GAL, NR0B1, MAPT, CCR3, GLP1R, BIRC5 and IL17B were the Prognostic DEIGs included in the prognostic signature. which can preliminarily predict the prognosis and immunotherapy effect of HCC patients by analyzing their relationship with tumor microenvironment, immune invasion and immunotherapy. It is helpful for the systemic treatment of HCC. Anti-GAL antibodies have been confirmed to play a role in the immunotherapy of pancreatic cancer [35]. NR0B1 has also been confirmed to be related to the occurrence and development of a variety of tumors, for example, the transformed phenotype of Ewing's sarcoma requires sustained NR0B1 expression [36]. Knockdown of NR0B1 can reduce the tumorigenic and anti-apoptotic potential of lung adenocarcinoma [37]. MAPT is a microtubule-related protein tau, which can inhibit the function of taxanes, and its high expression reduces the sensitivity to taxanes, which is of great significance in breast cancer research [38]. Studies have also confirmed that MAPT is often methylated, and hypermethylation is associated with poor prognosis in patients with stage II colorectal cancer [39]. Both CCR3 and IL17B have been found to be related to the role of tumor microenvironment in regulating tumor growth and metastasis, and may be new immunotherapy targets [40, 41]. Previous studies have shown that glucagon-like peptide-1 receptor (GLP1R) is essential for the regulation of glucose homeostasis, and in recent years, it has been found to be related to the occurrence and development of tumors [42, 43]. BIRC5 has been confirmed to be related to the occurrence of a variety of tumors, and its role in the progression of liver cancer has also been confirmed by studies [44]. However, there are few studies on its immunity to liver cancer, which is worth exploring.

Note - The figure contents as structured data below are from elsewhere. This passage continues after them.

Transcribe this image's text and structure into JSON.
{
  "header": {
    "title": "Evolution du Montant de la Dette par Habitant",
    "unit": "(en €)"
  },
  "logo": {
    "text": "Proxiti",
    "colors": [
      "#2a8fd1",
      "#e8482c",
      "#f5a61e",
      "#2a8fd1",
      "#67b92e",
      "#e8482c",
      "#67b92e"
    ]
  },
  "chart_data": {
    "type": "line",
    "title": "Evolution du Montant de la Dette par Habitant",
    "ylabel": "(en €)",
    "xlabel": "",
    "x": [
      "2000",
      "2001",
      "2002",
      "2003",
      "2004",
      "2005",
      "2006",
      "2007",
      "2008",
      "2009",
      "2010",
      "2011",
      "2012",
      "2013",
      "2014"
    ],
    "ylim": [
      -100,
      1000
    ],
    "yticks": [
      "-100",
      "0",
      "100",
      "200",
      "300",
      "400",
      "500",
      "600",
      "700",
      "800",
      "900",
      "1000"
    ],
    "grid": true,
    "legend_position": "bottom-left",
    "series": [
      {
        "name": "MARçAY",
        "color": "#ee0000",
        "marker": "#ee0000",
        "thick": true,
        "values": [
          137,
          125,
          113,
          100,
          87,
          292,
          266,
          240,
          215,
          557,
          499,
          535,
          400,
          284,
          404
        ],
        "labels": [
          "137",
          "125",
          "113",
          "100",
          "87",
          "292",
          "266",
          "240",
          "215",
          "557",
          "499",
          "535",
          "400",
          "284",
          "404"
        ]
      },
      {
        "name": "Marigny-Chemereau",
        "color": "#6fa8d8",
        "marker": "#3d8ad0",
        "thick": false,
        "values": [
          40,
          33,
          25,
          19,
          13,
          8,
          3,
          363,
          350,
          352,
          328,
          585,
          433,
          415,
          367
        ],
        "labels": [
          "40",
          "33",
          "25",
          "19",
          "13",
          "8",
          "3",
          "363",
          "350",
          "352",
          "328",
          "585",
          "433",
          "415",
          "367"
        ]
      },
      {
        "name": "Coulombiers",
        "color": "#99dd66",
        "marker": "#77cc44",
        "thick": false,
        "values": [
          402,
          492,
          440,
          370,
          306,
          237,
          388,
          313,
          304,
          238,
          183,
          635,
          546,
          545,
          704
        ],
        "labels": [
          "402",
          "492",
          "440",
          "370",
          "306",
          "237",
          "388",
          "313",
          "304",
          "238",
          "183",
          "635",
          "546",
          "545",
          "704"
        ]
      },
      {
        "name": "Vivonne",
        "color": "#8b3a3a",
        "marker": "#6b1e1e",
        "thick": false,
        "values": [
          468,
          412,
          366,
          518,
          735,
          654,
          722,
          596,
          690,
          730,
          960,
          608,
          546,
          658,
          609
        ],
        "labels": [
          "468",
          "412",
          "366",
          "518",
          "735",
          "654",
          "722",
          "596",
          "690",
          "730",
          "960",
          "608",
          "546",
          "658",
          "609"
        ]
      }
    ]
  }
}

In addition, by exploring tumor immune microenvironment and gene mutations, our study found that mutation rates of MSI and TP53 may also be independent prognostic indicators. The higher the risk score, the lower the survival rate. However, patients also had a lower immune escape frequency fraction, suggesting that the high-risk group may have a better effect on immunotherapy. The expression levels of PD-1 and CTLA-4 were higher in the high-risk group. Therefore, the treatment effect of anti-PD-1 and anti-CTLA-4 is better, which is expected to improve the prognosis of patients. Up to now, there are many prognostic models for HCC, but due to the complexity of HCC, no one model has been considered as the gold standard. Our study focused on the prognosis and immunoassay of hepatocellular carcinoma, combined with the current hot spot of immunotherapy, aiming to find effective immunotherapy targets for hepatocellular carcinoma. The disadvantages of this study are as follows: The clinical data in TCGA and ICGC databases did not specify in detail whether patients had received chemotherapy or radiotherapy, which may have certain influence on patient survival data and immunoassay results.

Conclusion

In summary, a robust immune-related prognosis model was constructed and tumor microenvironment and immune function were analyzed, providing potential targets for immunotherapy of HCC.